10 December 2012

This garden of love

We've been in our house for seven years now. I didn't like the garden when I moved in. It had plants I didn't like, and the back garden felt barren and small.

Our vegetable garden now.
As I walked out to the backyard today - a day of full, bright summer sunshine and fertile smells - I realised I have come to love our property. It is so cultivated and rich, and so ours.

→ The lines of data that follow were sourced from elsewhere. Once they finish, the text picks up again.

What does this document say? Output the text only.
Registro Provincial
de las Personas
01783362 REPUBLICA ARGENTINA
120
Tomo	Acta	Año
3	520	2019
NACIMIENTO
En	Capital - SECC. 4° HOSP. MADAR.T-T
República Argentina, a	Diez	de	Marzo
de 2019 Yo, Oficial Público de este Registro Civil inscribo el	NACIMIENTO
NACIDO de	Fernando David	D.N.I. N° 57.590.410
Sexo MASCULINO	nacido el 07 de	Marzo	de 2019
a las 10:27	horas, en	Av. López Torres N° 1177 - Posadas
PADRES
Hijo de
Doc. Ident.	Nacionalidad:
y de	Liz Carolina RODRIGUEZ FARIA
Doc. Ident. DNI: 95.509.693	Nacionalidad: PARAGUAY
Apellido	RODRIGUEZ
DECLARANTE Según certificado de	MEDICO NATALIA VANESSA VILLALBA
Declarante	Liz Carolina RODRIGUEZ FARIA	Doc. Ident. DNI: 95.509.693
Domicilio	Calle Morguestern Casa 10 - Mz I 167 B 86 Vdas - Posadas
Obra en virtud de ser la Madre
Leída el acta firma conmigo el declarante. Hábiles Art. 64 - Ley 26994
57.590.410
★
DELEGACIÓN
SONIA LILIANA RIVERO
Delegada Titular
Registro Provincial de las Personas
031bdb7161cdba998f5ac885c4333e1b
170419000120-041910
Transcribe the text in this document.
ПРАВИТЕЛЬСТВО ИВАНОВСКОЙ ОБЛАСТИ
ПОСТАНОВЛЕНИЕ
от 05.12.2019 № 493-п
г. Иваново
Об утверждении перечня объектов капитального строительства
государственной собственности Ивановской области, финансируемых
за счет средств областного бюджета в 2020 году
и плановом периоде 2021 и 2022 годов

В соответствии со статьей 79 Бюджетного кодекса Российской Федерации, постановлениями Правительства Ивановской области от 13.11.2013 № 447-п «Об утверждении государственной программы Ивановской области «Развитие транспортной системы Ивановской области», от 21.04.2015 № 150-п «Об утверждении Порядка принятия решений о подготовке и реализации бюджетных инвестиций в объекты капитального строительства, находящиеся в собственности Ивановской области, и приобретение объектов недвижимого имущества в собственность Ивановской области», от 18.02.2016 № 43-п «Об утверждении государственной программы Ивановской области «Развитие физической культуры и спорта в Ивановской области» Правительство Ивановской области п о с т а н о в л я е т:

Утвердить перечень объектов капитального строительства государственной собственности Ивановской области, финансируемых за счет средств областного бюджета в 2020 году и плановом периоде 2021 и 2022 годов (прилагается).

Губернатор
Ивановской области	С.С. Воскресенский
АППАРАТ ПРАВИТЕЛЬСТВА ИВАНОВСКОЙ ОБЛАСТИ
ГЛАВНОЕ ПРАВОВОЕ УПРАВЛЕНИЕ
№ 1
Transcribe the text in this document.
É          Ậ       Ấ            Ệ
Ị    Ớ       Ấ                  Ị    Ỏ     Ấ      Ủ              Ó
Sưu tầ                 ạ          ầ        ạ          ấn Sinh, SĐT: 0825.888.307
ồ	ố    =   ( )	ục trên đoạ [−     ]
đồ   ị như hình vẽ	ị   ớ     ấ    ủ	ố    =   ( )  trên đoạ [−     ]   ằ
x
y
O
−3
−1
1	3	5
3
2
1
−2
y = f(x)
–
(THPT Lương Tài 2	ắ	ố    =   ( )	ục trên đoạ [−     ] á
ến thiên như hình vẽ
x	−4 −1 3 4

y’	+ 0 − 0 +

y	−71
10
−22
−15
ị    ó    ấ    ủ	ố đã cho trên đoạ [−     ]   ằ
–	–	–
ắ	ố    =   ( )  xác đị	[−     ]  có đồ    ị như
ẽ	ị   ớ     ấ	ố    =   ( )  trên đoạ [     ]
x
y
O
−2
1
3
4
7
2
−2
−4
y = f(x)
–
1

There's a huge crop of Hawera plums ripening. The tree was
a gorgeous mass of blossom in spring: the bees have worked hard.
Granny Smiths from one of our espaliered trees.
It's full of vegetables and fruit trees, a veritable food jungle in places. It's also well stocked with maturing native trees and plants. Although they take up more room than the barren bark-chipped garden that was once there, our backyard now seems full of life, character and colour. They give us privacy that was once non-existent, and house our chickens, who prefer to be under trees, being descended from jungle fowl.

Ignore the knickers. The native trees are behind. Hard to believe
that seven years ago there was just the odd straggly camellia along
this fenceline.
There is a hard-earned stack of wood waiting to keep us warm in winter, overlooked by a grapevine that we will feast on in February (although the arrival of the wood means that getting to the bunches at the back could be a challenge).


It's kind of wild...
Our self-seeded sunflower forest. When she goes off into her
happy, sing-song, imaginary world, Anna tells me fairies, elves
 and goblins live in here. They go to sleep about the same time
as the chickens, she says. The latter are very prompt at jumping
on their perch when the sun begins to set.
And there are good, healthy things to eat every way you look.



But mostly the thing I love about it is the way it has become our children's place of play and home, the place they're growing up, and a place they love. They've been inspired by our cat, clambering over fences and roofs, making up for the lack of tall trees by maximising the vertical structures we do have.


Even better, the neighbour has a large tree of ripening plums, one branch of which hangs over our shed roof. It's time to plunder! (With her permission, of course.) It's a rite of childhood, is it not?